Crédit :iStock
Des chercheurs de l'EPFL et de l'Ecole Normale Supérieure de Paris ont découvert que la présence de fluide sous pression dans la roche environnante peut réduire l'intensité des tremblements de terre déclenchés par les activités humaines souterraines comme la production d'énergie géothermique.
Environ 100, 000 tremblements de terre sont enregistrés dans le monde chaque année, mais tous ne sont pas d'origine naturelle. Certains des plus faibles sont déclenchés par l'activité humaine souterraine - c'est ce qu'on appelle la sismicité induite. Des chercheurs du Laboratoire de mécanique expérimentale des roches (LEMR) de l'EPFL et de l'École normale supérieure de Paris viennent de terminer une étude sur le rôle des fluides dans la propagation des séismes induits afin d'en décrypter les mécanismes sous-jacents. Leurs découvertes incluent la découverte extrêmement contre-intuitive que l'eau fortement pressurisée à proximité d'un tremblement de terre a tendance à limiter - plutôt qu'augmenter - son intensité. Ces résultats ont été publiés aujourd'hui dans Communication Nature .
Les tremblements de terre induits peuvent être le résultat d'activités comme l'exploitation minière, extraction de gaz et de pétrole, stockage de déchets toxiques ou de CO2, et la construction de tunnels et de barrages-réservoirs. La production d'énergie géothermique est une autre source potentielle de séismes induits – et la principale en Suisse. Selon le Service sismologique suisse, un projet géothermique près de Bâle a provoqué un séisme de magnitude 3,4 en 2006, et un à Saint-Gall a déclenché un tremblement de magnitude 3,5 en 2013.
L'énergie géothermique est captée en puisant dans la chaleur souterraine. De l'eau sous haute pression est pompée dans la croûte terrestre à une profondeur comprise entre deux et quatre kilomètres. L'eau est ensuite récupérée sous forme de vapeur et utilisée pour entraîner une turbine de production d'électricité. « L'injection d'eau peut affecter les équilibres eau-roche et perturber les failles voisines, déclenchant ainsi des tremblements de terre dans la région, " dit Marie Violay, qui dirige LEMR.
Ce type de tremblement de terre est une épine dans le pied des partisans de la géothermie, note Mateo Acosta, un doctorat étudiant au LEMR et auteur principal de l'étude :« Ces séismes peuvent être de faible intensité, mais ils peuvent causer des dommages et affecter l'opinion publique - au point de faire dérailler des projets. »
Crédit :Ecole Polytechnique Fédérale de Lausanne
Absorption de chaleur
Acosta a effectué des tests dans lesquels il a cherché à reproduire les conditions sismiques afin d'étudier l'impact de différents niveaux de pression des eaux souterraines sur la dynamique des failles. Il s'est principalement concentré sur la propagation des tremblements de terre, c'est-à-dire lorsque les deux plaques en défaut frottent l'une contre l'autre, envoyer des ondes sismiques dans les environs.

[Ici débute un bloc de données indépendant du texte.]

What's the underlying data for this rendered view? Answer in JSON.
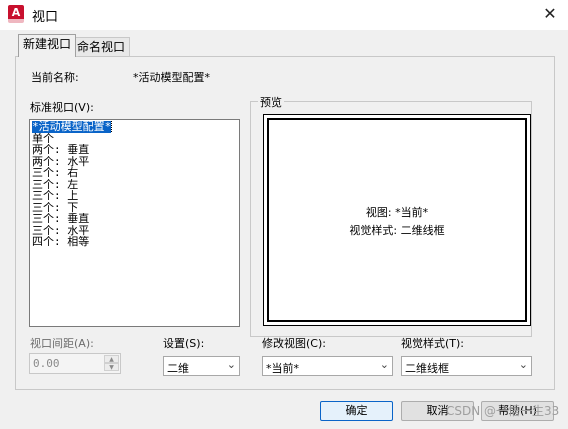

"Le frottement des roches génère une quantité importante de chaleur, ce qui alimente encore l'effet de propagation, " dit le doctorant. " Une partie de cette chaleur est absorbée par l'eau dans la roche environnante, et la quantité absorbée dépend dans une large mesure des paramètres thermodynamiques de l'eau. Ce que nous avons appris de nos expériences, c'est que plus la pression initiale du fluide est proche de la pression critique de l'eau, plus le tremblement de terre sera faible."
"Cette recherche montre que la pression initiale du fluide dans les roches est cruciale, surtout à des profondeurs couramment atteintes par les activités géothermiques. Les modèles géothermiques doivent en tenir compte, " dit François-Xavier Passelègue, un chercheur du LEMR et le deuxième auteur de l'étude.
Le laboratoire a récemment fait l'acquisition d'équipements sophistiqués permettant de simuler des niveaux de pression et de température à une profondeur de 10 à 15 kilomètres dans la croûte terrestre. Les chercheurs prévoient d'utiliser cet équipement pour mesurer plus précisément l'impact des eaux souterraines sur l'intensité des séismes.